Bheri, Malathi, Pandey, Girdhar K.
Environmental and experimental botany 2019 v.161 pp. 26-40
cysteine, homeostasis, oxidation, pathogens, post-translational modification, programmed cell death, protein kinases, proteins, reactive oxygen species, signal transduction
The cellular redox state is vital for the survival of all living systems. The dynamic nature of reactive oxygen species (ROS) are reflected in their functioning both as a damage causal and control agent. They are known primarily for causing oxidative damage and induction of programmed cell death (PCD) in case of pathogen attacks to prevent pathogen proliferation, while at low levels, they act as signal transducer(s) in different signaling pathways.
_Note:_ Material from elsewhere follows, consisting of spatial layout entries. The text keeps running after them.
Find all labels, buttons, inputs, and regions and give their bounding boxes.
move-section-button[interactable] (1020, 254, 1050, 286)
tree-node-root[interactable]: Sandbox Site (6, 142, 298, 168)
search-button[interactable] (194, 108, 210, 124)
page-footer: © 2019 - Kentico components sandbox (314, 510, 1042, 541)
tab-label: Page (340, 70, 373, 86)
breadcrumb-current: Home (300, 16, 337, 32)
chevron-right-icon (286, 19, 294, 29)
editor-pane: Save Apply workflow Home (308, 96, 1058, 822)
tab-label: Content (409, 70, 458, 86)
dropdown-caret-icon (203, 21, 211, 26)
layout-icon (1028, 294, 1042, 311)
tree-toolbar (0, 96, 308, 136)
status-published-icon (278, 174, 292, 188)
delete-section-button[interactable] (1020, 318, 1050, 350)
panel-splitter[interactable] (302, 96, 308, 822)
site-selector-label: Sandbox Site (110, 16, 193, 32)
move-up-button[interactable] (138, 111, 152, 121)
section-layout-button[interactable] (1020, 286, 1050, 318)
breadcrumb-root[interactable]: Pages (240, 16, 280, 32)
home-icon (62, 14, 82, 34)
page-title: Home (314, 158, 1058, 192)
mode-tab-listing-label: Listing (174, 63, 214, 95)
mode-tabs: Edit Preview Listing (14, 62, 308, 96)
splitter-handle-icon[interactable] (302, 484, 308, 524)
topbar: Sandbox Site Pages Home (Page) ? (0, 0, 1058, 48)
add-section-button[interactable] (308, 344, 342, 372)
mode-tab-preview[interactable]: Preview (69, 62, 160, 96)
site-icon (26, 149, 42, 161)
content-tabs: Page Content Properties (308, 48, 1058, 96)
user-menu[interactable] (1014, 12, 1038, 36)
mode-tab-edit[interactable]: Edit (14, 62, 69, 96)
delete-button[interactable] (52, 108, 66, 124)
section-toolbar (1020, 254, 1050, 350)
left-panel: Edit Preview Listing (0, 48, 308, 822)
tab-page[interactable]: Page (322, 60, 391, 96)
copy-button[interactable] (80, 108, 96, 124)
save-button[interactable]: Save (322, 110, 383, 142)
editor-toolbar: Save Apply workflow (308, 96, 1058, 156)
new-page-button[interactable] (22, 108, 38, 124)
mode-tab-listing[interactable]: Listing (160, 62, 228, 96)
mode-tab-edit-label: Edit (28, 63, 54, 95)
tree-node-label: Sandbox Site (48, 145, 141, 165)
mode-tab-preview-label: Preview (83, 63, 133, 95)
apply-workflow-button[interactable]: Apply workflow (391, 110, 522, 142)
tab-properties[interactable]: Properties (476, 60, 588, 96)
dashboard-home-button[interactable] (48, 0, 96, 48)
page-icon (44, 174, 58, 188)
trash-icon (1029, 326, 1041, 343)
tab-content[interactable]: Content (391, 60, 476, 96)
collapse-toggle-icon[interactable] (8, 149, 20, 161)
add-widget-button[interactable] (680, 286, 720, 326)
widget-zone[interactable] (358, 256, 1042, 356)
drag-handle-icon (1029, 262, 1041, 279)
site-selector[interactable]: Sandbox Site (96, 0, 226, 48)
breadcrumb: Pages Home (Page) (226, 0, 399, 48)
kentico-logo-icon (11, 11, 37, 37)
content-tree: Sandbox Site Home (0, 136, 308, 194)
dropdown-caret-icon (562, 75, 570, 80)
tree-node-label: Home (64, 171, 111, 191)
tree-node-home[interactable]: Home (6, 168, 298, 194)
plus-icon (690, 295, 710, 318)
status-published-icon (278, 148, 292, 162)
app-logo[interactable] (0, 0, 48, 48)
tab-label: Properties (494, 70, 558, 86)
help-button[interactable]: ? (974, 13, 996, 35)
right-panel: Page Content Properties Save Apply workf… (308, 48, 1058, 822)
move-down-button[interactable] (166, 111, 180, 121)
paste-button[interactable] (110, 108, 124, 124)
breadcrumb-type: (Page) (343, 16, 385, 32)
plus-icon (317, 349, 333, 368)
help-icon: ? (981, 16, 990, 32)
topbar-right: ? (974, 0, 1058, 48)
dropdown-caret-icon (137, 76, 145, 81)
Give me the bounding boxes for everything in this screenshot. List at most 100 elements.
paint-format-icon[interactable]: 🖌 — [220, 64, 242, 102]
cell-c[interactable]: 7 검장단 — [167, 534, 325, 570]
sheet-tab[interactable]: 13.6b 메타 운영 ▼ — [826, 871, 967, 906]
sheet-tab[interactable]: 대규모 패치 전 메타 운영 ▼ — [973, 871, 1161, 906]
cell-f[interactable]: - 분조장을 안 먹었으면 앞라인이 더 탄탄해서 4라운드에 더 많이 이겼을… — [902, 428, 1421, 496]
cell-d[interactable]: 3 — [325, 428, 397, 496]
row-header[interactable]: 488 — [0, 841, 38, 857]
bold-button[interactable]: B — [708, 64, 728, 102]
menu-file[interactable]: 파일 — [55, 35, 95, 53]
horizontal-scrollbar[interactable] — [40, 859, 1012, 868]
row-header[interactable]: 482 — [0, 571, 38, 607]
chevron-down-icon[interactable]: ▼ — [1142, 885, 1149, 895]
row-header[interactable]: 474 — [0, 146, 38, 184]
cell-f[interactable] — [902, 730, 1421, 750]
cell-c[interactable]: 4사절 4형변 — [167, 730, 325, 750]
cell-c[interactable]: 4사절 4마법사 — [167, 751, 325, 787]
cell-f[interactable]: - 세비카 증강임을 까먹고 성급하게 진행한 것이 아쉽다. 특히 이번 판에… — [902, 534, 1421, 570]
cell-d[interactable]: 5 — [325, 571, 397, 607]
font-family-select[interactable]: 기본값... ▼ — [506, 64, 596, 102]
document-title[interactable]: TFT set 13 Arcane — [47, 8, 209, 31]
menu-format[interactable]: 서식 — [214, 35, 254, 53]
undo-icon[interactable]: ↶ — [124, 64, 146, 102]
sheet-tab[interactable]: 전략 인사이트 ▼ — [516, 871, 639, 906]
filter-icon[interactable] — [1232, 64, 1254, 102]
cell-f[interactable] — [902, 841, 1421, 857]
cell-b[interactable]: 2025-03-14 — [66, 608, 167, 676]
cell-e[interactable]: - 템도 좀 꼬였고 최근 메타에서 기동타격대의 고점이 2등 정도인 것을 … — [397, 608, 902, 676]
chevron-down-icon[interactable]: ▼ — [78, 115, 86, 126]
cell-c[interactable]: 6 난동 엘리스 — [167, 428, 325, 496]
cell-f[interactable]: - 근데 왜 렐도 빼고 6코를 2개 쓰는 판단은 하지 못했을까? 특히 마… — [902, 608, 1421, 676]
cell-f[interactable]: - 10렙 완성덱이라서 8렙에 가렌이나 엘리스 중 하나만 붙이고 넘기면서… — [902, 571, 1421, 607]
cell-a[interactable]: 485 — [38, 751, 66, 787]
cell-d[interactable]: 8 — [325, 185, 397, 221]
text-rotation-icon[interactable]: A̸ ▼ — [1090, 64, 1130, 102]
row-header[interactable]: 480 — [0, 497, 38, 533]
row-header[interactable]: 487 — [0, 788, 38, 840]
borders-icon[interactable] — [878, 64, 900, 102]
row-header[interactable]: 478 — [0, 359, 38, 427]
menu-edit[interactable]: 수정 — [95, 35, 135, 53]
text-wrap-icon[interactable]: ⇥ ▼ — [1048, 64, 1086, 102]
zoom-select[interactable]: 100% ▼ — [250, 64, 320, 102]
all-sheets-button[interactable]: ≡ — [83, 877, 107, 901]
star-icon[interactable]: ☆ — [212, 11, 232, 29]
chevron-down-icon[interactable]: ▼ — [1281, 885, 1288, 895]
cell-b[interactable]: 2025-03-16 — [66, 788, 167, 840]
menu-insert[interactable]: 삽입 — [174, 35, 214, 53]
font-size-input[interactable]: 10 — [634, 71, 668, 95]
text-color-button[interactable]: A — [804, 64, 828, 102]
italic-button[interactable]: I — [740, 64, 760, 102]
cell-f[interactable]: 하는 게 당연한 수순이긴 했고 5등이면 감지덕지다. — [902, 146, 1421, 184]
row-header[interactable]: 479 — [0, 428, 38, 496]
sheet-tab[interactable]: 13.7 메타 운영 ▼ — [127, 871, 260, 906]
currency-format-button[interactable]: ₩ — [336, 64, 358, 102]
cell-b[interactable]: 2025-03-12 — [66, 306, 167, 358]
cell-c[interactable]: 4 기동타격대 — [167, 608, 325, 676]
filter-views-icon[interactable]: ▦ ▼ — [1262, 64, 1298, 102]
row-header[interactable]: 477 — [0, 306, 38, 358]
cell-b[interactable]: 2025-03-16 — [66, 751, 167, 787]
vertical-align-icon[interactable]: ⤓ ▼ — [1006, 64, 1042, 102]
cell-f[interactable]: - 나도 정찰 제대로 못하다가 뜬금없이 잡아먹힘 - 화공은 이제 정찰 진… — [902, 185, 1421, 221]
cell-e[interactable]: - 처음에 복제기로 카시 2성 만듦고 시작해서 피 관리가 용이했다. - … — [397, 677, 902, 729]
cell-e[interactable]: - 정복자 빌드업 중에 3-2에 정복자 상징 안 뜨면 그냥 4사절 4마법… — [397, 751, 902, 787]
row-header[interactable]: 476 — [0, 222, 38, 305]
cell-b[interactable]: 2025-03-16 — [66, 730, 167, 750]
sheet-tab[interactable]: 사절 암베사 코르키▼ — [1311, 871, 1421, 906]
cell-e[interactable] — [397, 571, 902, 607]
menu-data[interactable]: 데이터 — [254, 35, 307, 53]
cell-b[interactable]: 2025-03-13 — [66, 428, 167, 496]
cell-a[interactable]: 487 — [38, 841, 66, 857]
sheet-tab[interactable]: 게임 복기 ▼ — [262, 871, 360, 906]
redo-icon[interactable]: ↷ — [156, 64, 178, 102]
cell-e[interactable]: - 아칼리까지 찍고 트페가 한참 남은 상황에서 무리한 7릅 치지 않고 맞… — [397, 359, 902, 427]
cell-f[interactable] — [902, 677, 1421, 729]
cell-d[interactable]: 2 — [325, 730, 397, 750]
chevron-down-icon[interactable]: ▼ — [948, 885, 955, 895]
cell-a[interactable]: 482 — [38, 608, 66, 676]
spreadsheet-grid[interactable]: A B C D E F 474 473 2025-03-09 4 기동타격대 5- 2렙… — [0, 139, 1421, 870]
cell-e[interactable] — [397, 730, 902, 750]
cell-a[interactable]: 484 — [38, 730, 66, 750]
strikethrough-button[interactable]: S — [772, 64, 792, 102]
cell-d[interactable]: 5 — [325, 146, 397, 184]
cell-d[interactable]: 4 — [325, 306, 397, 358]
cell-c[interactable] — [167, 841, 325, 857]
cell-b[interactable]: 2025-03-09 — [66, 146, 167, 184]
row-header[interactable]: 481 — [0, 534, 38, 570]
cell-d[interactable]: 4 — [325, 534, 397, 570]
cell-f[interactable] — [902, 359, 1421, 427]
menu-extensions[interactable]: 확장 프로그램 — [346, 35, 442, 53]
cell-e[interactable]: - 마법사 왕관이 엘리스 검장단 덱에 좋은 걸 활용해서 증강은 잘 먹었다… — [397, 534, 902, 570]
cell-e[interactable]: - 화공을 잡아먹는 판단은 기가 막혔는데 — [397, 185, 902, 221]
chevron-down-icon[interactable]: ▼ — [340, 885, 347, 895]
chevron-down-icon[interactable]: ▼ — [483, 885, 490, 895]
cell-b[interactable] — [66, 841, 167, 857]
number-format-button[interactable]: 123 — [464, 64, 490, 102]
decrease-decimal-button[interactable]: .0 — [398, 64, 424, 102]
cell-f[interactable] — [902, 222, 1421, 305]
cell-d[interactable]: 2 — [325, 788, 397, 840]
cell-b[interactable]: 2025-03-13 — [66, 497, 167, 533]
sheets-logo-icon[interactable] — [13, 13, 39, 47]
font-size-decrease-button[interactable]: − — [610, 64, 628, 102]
Protein phosphatase(s) and kinase(s) co-ordinate the reversible post-translational modification of proteins, thereby, regulating a number of signaling pathways. In plant systems, protein kinases outnumber the protein phosphatases, which is countered by the diverse functional assemblage of the latter. Protein phosphatases are redox-regulated through reversible oxidation of critical Cysteine (Cys) residues leading to their activation and inactivation. Thus, their diversity and critical involvement in a number of cellular processes, which require redox homeostasis as a crucial element, brings them under the control of redox regulation. The observations made with regard to their involvement in photo-oxidative stress and responses involving ROS as signaling molecules, make a strong case for the potential of protein phosphatases in ROS signaling, with an emphasis on stress biology. In this review, we present the common ground on which ROS and protein phosphatases operate in view of their regulatory functions.